An IPO grey market is one where a company’s shares are bid and offered by traders unofficially. This takes place before the shares are even issued by the company in an Initial Public Offering (IPO). Since this is an unofficial market, there are no rules and regulations.While the business may not make periodic interest payments, interest income is still generated. The interest income is merely accumulated and paid at the end of the bond’s term. As the company pays interest, the discount on the bond payable is amortized. Generally, the amortization rate is calculated by dividing the discount by the number of periods the company has to pay interest. When the company makes an interest payment, it must credit, or decrease, its cash balance by the amount it paid in interest. To balance the entry, the company must record a debit equal to the amount it paid in its bond interest expense account. Harvey acquired the bond for a market price of \$58,732.61 and sold the bond approximately 12.5 years later for \$112,274.03 because of the very low market rates in the bond market.

## Bond Market Rate

However, the bond’s yield, which is the interest amount relative to the bond’s current market price, fluctuates with the price. As the bond’s price varies, the price is described relative to the original par value, or face value; the bond is referred to as trading above par value or below par value. The face value of bonds usually represents the principal or redemption value.
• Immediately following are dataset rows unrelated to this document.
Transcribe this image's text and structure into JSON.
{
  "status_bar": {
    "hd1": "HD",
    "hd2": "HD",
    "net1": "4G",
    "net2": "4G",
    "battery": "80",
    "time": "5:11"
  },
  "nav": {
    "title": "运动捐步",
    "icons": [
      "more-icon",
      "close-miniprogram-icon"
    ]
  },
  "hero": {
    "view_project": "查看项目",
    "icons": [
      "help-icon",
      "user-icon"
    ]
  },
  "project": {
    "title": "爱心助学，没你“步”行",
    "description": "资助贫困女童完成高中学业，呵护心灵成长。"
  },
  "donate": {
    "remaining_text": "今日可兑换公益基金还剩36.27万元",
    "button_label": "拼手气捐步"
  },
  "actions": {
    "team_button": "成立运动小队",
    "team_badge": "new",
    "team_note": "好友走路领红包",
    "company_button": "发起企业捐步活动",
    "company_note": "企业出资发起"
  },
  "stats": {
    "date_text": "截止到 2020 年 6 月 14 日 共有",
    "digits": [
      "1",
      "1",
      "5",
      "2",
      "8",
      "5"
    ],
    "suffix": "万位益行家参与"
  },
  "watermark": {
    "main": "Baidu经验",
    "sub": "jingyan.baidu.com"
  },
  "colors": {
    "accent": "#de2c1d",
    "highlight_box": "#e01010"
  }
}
Interest payments are expressed as a percentage of face value. Before maturity, the actual value of a bond may be greater or less than face value, depending on the interest rate payable and the perceived risk of default. As bonds approach maturity, actual value approaches face value.

Since there is no accrued interest, the cash price is the same as the date price. You use a discount rate to discount that single payment into a value today. Assume that you decide on a 4% discount rate for the \$100 payment due in 5 years. The discount rate is used to discount the value of your future payments into today’s dollars. In this case, you’re calculating the present value of a single sum of money. One of the main benefits of using a financial advisor is that they can help you build a diversified portfolio. In simple terms, a bond is a loan between an investor and an issuer.